Five Teaching Tricks to Improve your Employee Performance
June 12, 2019 | By Sarah Van Velsor
We all know that teachers are amazing, but did you know that best practices for teachers can also be useful to the larger business community when coaching and mentoring employees? For the past 4 months, Arlington has hosted EdConnective, an EdTech startup providing virtual teacher coaching to a variety of school districts around the country and the winner of our Startup Arlington program. EdConnective’s Director of Instructional Coaching, Lauren Vargas was kind enough to share key tenets of their teacher education program that apply not only to teachers but to leaders and managers of all types of businesses. Here are five ways to improve your employees’ performance in the EdConnective way:
- Use “Glow and Grow”: Be sure to name what your employees are doing well along with what needs improvement. This ensures employees can keep playing to their strengths while improving their development areas.

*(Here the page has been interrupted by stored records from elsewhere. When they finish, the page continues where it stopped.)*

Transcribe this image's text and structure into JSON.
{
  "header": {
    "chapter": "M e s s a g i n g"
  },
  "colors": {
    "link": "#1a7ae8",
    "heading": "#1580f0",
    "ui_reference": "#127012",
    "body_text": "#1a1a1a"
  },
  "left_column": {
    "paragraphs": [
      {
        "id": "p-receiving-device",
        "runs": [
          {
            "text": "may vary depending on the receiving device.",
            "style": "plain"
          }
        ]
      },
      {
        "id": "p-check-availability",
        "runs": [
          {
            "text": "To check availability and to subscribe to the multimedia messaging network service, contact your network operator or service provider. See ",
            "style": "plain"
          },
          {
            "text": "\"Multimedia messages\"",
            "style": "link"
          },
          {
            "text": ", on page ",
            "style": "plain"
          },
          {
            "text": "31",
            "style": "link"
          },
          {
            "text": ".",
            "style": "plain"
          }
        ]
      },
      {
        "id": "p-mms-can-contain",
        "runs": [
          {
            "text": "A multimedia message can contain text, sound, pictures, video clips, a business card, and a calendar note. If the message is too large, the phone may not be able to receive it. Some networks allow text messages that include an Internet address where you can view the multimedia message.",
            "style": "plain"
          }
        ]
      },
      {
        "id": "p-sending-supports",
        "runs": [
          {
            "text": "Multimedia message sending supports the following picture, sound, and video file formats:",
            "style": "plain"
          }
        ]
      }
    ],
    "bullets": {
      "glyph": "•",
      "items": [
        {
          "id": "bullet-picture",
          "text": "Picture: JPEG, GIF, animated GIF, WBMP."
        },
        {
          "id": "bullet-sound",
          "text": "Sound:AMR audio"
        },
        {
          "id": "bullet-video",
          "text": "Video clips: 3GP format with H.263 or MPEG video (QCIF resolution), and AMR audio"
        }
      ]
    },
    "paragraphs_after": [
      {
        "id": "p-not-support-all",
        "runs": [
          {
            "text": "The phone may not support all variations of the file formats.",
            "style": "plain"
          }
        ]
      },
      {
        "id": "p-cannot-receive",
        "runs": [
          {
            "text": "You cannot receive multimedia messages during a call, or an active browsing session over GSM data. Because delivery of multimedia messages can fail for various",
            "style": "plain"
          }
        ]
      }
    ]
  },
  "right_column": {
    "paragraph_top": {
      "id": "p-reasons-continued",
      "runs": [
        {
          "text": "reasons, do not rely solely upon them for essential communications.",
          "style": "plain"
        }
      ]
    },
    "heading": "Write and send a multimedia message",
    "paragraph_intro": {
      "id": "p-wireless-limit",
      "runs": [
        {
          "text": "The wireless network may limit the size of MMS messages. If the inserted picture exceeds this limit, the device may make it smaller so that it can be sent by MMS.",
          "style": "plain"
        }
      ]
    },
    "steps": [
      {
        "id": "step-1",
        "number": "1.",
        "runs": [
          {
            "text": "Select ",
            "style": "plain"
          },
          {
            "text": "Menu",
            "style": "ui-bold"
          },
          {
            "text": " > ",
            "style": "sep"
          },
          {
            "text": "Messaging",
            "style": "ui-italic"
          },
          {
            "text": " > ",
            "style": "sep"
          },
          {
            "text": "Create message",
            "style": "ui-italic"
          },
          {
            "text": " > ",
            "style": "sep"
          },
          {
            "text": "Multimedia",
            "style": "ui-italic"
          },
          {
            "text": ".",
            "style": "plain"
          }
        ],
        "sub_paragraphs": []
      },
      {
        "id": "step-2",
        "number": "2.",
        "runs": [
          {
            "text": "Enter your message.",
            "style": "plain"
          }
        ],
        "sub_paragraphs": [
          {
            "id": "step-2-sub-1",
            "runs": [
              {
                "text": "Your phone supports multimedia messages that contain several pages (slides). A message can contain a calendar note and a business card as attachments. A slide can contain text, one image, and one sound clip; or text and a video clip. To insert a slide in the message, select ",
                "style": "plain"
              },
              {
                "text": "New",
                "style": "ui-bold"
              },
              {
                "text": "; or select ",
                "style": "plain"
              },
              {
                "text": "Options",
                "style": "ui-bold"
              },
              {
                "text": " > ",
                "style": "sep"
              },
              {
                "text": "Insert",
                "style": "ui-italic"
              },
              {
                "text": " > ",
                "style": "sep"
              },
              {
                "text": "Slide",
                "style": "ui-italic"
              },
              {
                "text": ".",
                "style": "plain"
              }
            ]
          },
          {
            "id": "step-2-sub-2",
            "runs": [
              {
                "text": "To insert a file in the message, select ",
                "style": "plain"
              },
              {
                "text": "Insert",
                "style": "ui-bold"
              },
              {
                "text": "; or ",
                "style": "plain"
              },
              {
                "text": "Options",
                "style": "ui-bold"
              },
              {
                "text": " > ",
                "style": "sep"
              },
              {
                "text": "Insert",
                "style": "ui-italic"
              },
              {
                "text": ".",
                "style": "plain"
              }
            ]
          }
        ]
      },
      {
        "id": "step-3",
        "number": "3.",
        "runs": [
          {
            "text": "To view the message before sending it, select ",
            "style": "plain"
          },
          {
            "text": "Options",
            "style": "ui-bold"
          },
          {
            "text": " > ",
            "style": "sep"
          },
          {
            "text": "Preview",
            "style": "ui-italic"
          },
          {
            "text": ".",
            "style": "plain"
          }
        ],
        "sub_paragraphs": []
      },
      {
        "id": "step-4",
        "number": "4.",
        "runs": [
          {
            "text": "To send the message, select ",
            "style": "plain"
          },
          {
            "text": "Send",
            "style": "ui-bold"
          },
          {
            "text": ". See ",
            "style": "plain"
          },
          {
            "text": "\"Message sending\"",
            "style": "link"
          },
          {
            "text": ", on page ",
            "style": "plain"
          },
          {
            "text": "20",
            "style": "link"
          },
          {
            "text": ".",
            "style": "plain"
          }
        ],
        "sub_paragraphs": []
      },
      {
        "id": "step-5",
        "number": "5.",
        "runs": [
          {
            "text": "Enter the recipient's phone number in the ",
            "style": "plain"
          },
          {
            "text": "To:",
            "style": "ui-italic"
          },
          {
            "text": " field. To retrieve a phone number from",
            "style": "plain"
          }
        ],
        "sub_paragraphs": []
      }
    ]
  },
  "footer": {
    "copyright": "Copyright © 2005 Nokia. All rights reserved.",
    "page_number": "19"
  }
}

- One Next Step: Give people too much feedback at one time and they’ll lose focus and be unable to execute. This is one reason that traditional once a year reviews don’t work. Focus on one thing at a time, give actionable next steps and keep your employees accountable.
- Practice: It’s key to actually implement suggestions given during a feedback session. “It’s quite different when you do something vs. think you have it in your head”, said Vargas. Role-playing, planning or walking through a skill or activity helps cement it.

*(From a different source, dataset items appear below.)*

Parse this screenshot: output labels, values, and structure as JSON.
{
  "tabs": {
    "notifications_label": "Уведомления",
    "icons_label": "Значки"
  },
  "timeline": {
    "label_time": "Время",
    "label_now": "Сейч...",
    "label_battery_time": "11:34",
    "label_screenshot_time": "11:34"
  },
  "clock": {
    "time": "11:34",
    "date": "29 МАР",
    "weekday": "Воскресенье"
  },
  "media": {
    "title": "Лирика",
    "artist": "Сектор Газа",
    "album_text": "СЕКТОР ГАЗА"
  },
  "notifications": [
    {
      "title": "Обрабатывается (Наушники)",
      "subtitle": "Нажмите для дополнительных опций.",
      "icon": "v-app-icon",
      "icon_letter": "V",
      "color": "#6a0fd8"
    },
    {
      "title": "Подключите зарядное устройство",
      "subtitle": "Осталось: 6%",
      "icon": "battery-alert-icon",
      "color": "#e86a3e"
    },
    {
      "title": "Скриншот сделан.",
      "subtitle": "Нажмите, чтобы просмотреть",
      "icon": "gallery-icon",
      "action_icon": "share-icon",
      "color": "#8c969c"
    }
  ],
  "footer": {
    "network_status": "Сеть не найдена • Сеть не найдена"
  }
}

- Define What Success Looks Like: EdConnective uses a teaching rubric that can be explained on 1-page. Having a reference point and keeping it simple helps employees know what you expect and makes accomplishing those objectives easier. You can copy this technique by keeping one-pagers for each role at your company or on your team.
- Define Data Points: Process metrics can help the employee keep track of what they are doing to improve, but never lose sight of outcome metrics to ensure the processes you put in place are leading to the results you want. If a teacher masters a skill, it’s only helpful if it impacts student outcomes and the same goes for your business. Make sure you draw a clear line between skill development and how it impacts your bottom line.